After my 7 Stages of Grief, there was a great deal of personal growth and discovery.  Over the years, kiddo outgrew some of her allergies and was diagnosed with new ones. My oldest turns out to have a few food allergies of her own. Then when my twins were born, we weren’t really surprised to find out that one of them had food allergies as well.  We have been rolling with the punches and coming up with our own food solutions. Red 40 is now a common food allergen in our house as well, so we started eating more whole foods. The various food allergies (10+) doesn’t divide our house but made us a more considerate and cohesive family. I hope that my story helps others out there with food allergies. Its ok, to have all these feelings of anger and sadness but remember, like Pandora’s box, there is hope at the end.

My Food Allergy Story
Clean Eating Gluten Free Foodie

Symbols of food allergy awareness are “Turning it Teal” or “Red Sneakers for Oakley”. For more information about food allergies and food allergy awareness, please feel free to visit these sites Food Allergy Research and Education and Red Sneaker for Oakley.

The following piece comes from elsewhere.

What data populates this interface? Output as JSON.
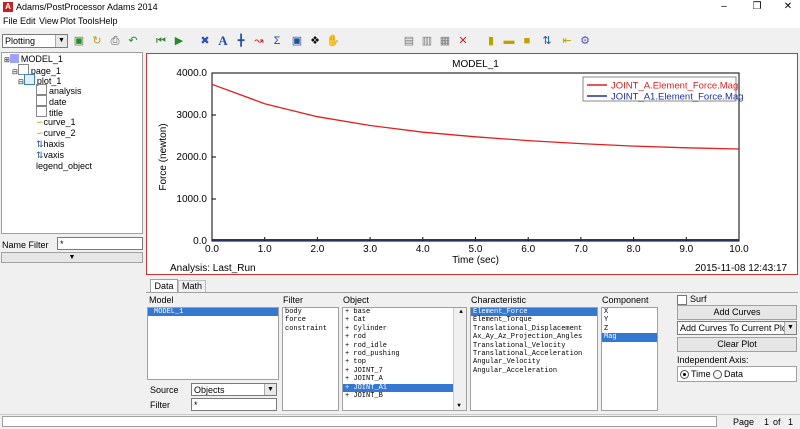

16 thoughts on “My Food Allergy Story

  1. Laura says:

    Thank you so much for sharing us your story! Food allergies can be really hard to cope with specially like your little baby girls.

    I am glad that you left those stages behind and now are having so much fun experimenting. And at the same time sharing with so many nice recipes. Looking forward to read all the recipes you have posted!

    Liked by 1 person

  2. sunshineandmunchkins says:

    I never had any food allergies growing up, but my husband is allergic to tree nuts and we’ve had a couple of scares and trips to the emergency room over the last 9 years of marriage. It’s not fun. But I think it’s so great that you’ve been able to find and create recipes that fits your family’s needs.

    Liked by 1 person

  3. mobtruths says:

    Such an interesting way to think about this! I have a son with a nut allergy and never really thought about those 7 stages, but I think you’re right about all of them! I miss having certain delicious things in the house, but we’ve discovered new foods because of it.

    Liked by 1 person

  4. Lauren White says:

    Thank you for sharing your story — while I don’t have any personal experience with food allergies, I am a teacher so I get how serious it is. I hope you come across compassionate teachers for your sweet one, so that there is never an issue at school! 🙂

    Liked by 1 person

    • ceglutenfreefoodie says:

      Thank you, over the last few years we DID have amazing teachers who were so supportive and compassionate to my little one. I have to also be thankful that we have a very allergy sensitive school district. I couldn’t ask for more.